El tipo no tuvo tantos miramientos como su mujer, no se sacó la dentadura postiza. Abrió mucho la boca como quien va a comerse un plátano muy, muy, muy, muy gordo y se metió el pene sujetándome los huevos, con maestría y experiencia.

Ante aquella boca recia y temblorosa, eyaculé en dos segundos y le llamé con cariño cerdo de mierda.

El viejo estaba contentísimo de haberse llevado el premio gordo. Su mujer le llamó borde, se metió en el bolso unos condones usados de la papelera (como si no la viera) y muy digna ella, metió la mano en el vaso y se puso la dentadura. Antes de salir por la puerta con aire enojado, escupió una colilla.

El marido se relamió una vez más para recoger unos restos de semen en las comisuras de la boca, rebuscó con la mirada en el cuarto y localizó la papelera. Sacó de allí un trozo de pan con fuagrás que no quise comerme hace tres días y esperó escupiendo migas de pan duras como diamantes, a que empezara el test de los hombres.

— ¿Cómo te llamas?

—Gumersindo —qué mierda de vida, pensé.

— Muy bien, Gumer —me sentía incómodamente redundante—, ya puedes ir bajándote los pantalones y los calzoncillos. Pronto vamos a por el siguiente test.

Sus cojones eran grandísimos y colgaban mucho, por lo que imaginé que estaban rellenos de intestino por alguna hernia o algo parecido.

El pene sin embargo, era tan pequeño que sentí pena por él. Sería difícil calzarle un condón y que se le aguantara. Ahmed había tenido suerte.

Es bueno que los seres más inferiores gocen de algo de fortuna de vez en cuando.

Y Ahmed entró.

— ¡Hola Iconoclasta!

— Te presento al ganador del tour de hoy: Gumer el bien dotado.

Ahmed le tendió la mano.

— Yo soy Ahmed. Espero que no empujes mucho con esa bestia que tienes entre las piernas, quiero poder cagar en los próximos quince días.

Y nos pusimos a reír como locos mientras encendíamos unos cigarros y el viejo Gumer estiraba el labio inferior demostrando que no acababa de entender la sutileza del comentario de Ahmed.

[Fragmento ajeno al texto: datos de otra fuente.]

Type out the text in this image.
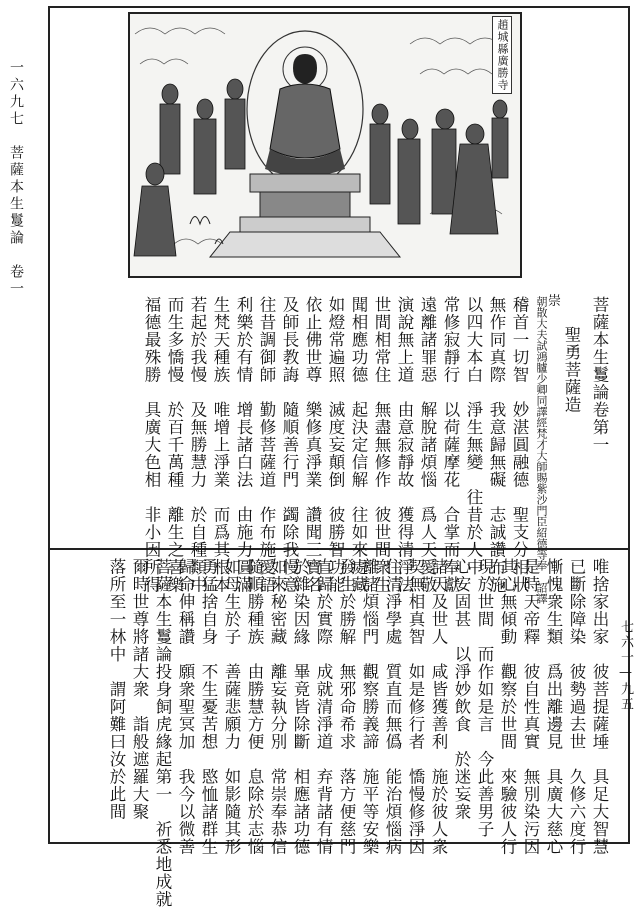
一六九七　菩薩本生鬘論　卷一
七六一—九五
趙城縣廣勝寺
崇 菩薩本生鬘論卷第一
聖勇菩薩造
朝散大夫試鴻臚少卿同譯經梵才大師賜紫沙門臣紹德等奉　詔譯
稽首一切智　妙湛圓融德　聖支分相狀
無作同真際　我意歸無礙　志誠讚布施
以四大本白　淨生無變　往昔於人中
常修寂靜行　以荷薩摩花　合掌而奉獻
遠離諸罪惡　解脫諸煩惱　爲人天愛敬
演說無上道　由意寂靜故　獲得清淨法
世間相常住　無盡無修作　彼世間衆生
聞相應功德　起決定信解　往如來處藏
如燈常遍照　滅度妄顛倒　彼勝智功能
依止佛世尊　樂修真淨業　讚聞三寶名
及師長教誨　隨順善行門　蠲除我慢意
往昔調御師　勤修菩薩道　作布施愛語
利樂於有情　增長諸白法　由施力圓滿
生梵天種族　唯增上淨業　而爲其根本
若起於我慢　及無勝慧力　於自種類中
而生多憍慢　於百千萬種　離生之喜樂
福德最殊勝　具廣大色相　非小因所得
唯捨家出家　彼菩提薩埵　具足大智慧
已斷除障染　彼勢過去世　久修六度行
慚愧衆生類　爲出離邊見　具廣大慈心
是時天帝釋　彼自性真實　無別染污因
其心無傾動　觀察於世間　來驗彼人行
現於世間　而作如是言　今此善男子
心安固甚　以淨妙飲食　於迷妄衆
諸天及世人　咸皆獲善利　施於彼人衆
契無相真智　如是修行者　憍慢修淨因
住清淨學處　質直而無僞　能治煩惱病
離諸煩惱門　觀察勝義諦　施平等安樂
發生於勝解　無邪命希求　落方便慈門
直歸於實際　成就清淨道　弃背諸有情
於雜染因緣　畢竟皆除斷　相應諸功德
如來秘密藏　離妄執分別　常崇奉恭信
隨順勝種族　由勝慧方便　息除於志惱
如母生於子　善薩悲願力　如影隨其形
勇猛捨自身　不生憂苦想　愍恤諸群生
歸命伸稱讚　願衆聖冥加　我今以微善
菩薩本生鬘論投身飼虎緣起第一　祈悉地成就
爾時世尊將諸大衆　詣般遮羅大聚
落所至一林中　謂阿難曰汝於此間
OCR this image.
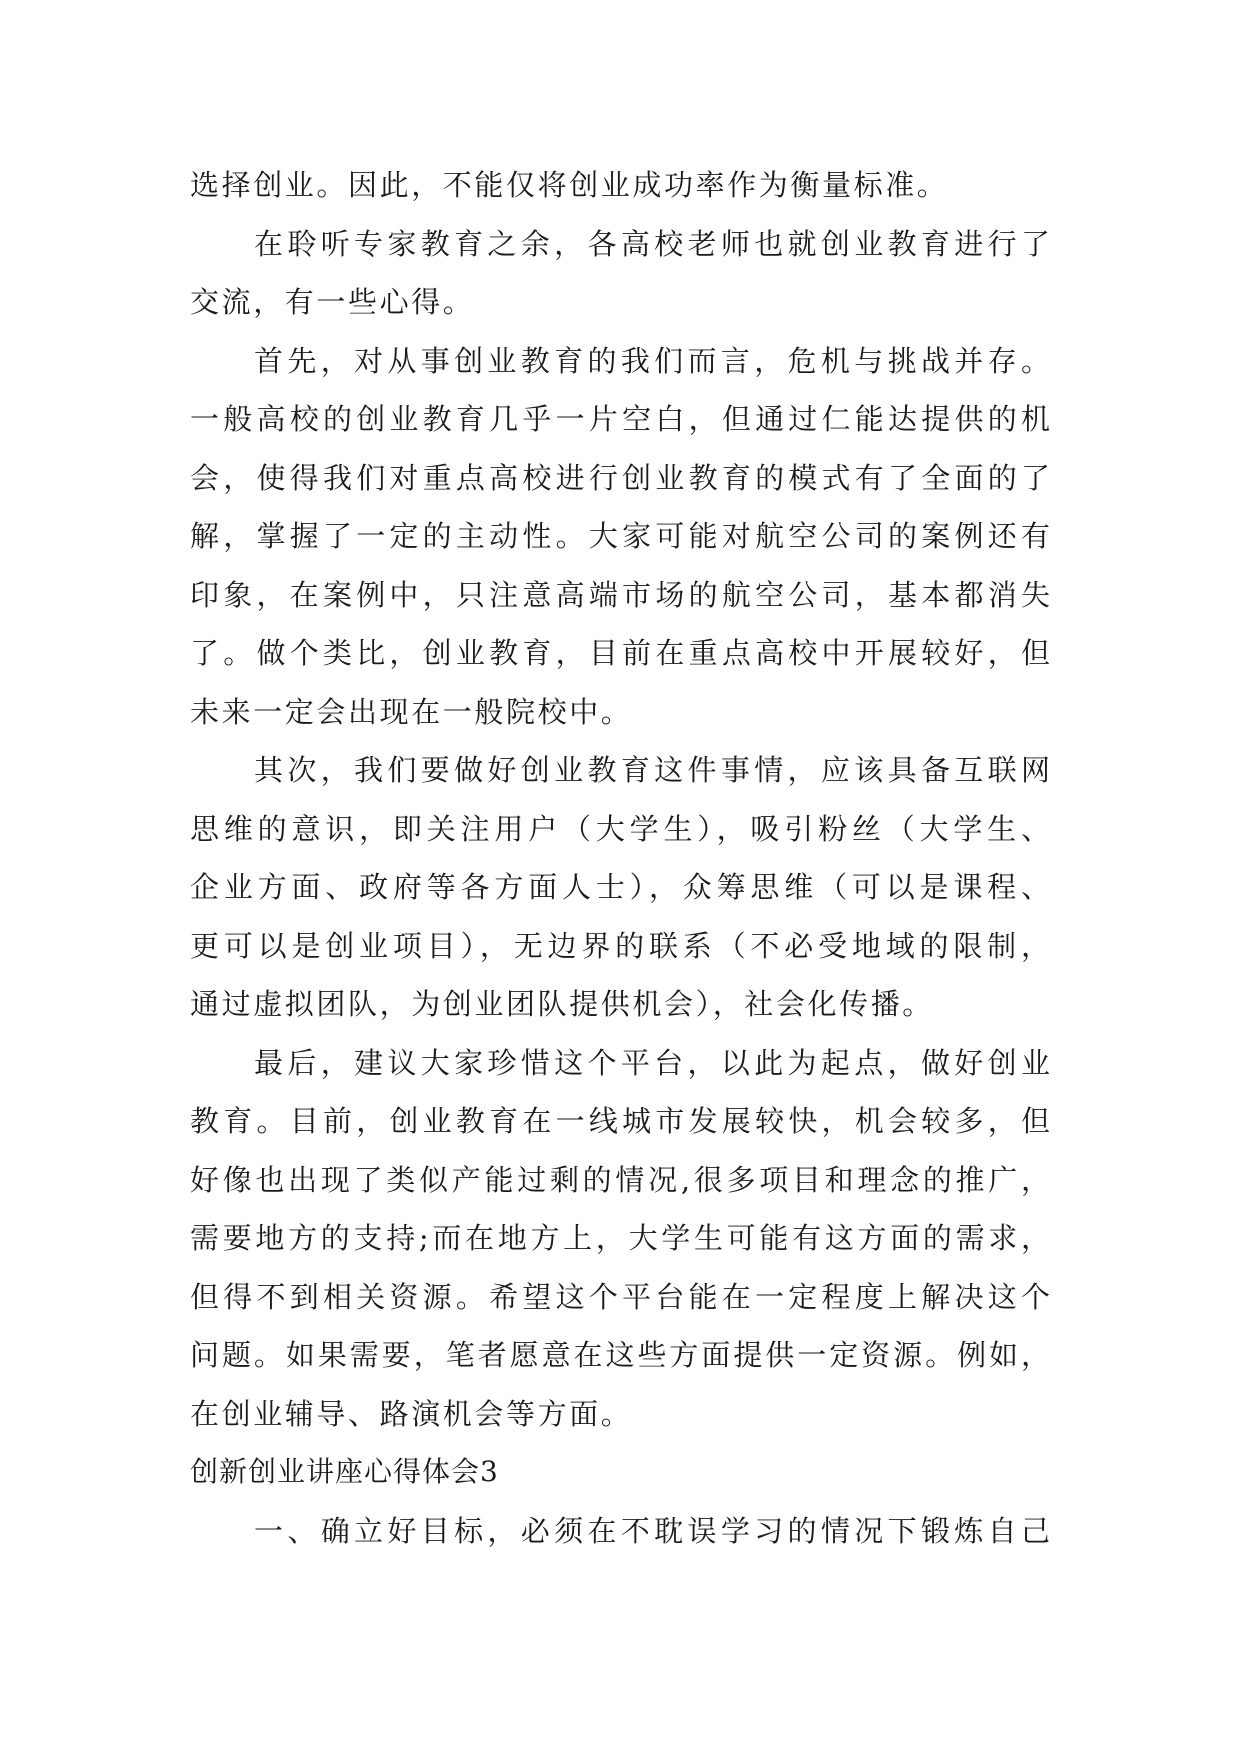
选择创业。因此，不能仅将创业成功率作为衡量标准。
在聆听专家教育之余，各高校老师也就创业教育进行了
交流，有一些心得。
首先，对从事创业教育的我们而言，危机与挑战并存。
一般高校的创业教育几乎一片空白，但通过仁能达提供的机
会，使得我们对重点高校进行创业教育的模式有了全面的了
解，掌握了一定的主动性。大家可能对航空公司的案例还有
印象，在案例中，只注意高端市场的航空公司，基本都消失
了。做个类比，创业教育，目前在重点高校中开展较好，但
未来一定会出现在一般院校中。
其次，我们要做好创业教育这件事情，应该具备互联网
思维的意识，即关注用户（大学生），吸引粉丝（大学生、
企业方面、政府等各方面人士），众筹思维（可以是课程、
更可以是创业项目），无边界的联系（不必受地域的限制，
通过虚拟团队，为创业团队提供机会），社会化传播。
最后，建议大家珍惜这个平台，以此为起点，做好创业
教育。目前，创业教育在一线城市发展较快，机会较多，但
好像也出现了类似产能过剩的情况,很多项目和理念的推广，
需要地方的支持;而在地方上，大学生可能有这方面的需求，
但得不到相关资源。希望这个平台能在一定程度上解决这个
问题。如果需要，笔者愿意在这些方面提供一定资源。例如，
在创业辅导、路演机会等方面。
创新创业讲座心得体会3
一、确立好目标，必须在不耽误学习的情况下锻炼自己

—Yo también fumo —dijo Gumer.

—Los invitados no pueden fumar, son las normas.

—Ahmed, prepárate en el potro sodomita, mientras busco un condón de la medida de este macho man. Imagino que lubricante no vas a querer —le dije en voz alta y clara.

Y empezaron nuestras risas de nuevo. Los espectadores nos veían reír y se reían con nosotros a pesar de no entender una mierda.

Así que tomé del brazo a Gumer, y lo coloqué frente al ventanal para que el público pasara un buen rato mirando al bien dotado.

Al final encontré un trozo de film plástico para envolver comida y enfundé el pene de Gumer con media vuelta.

—Y ahora vamos a por esa erección. Ahmed, tócalo por favor, no quiero estar aquí todo el día.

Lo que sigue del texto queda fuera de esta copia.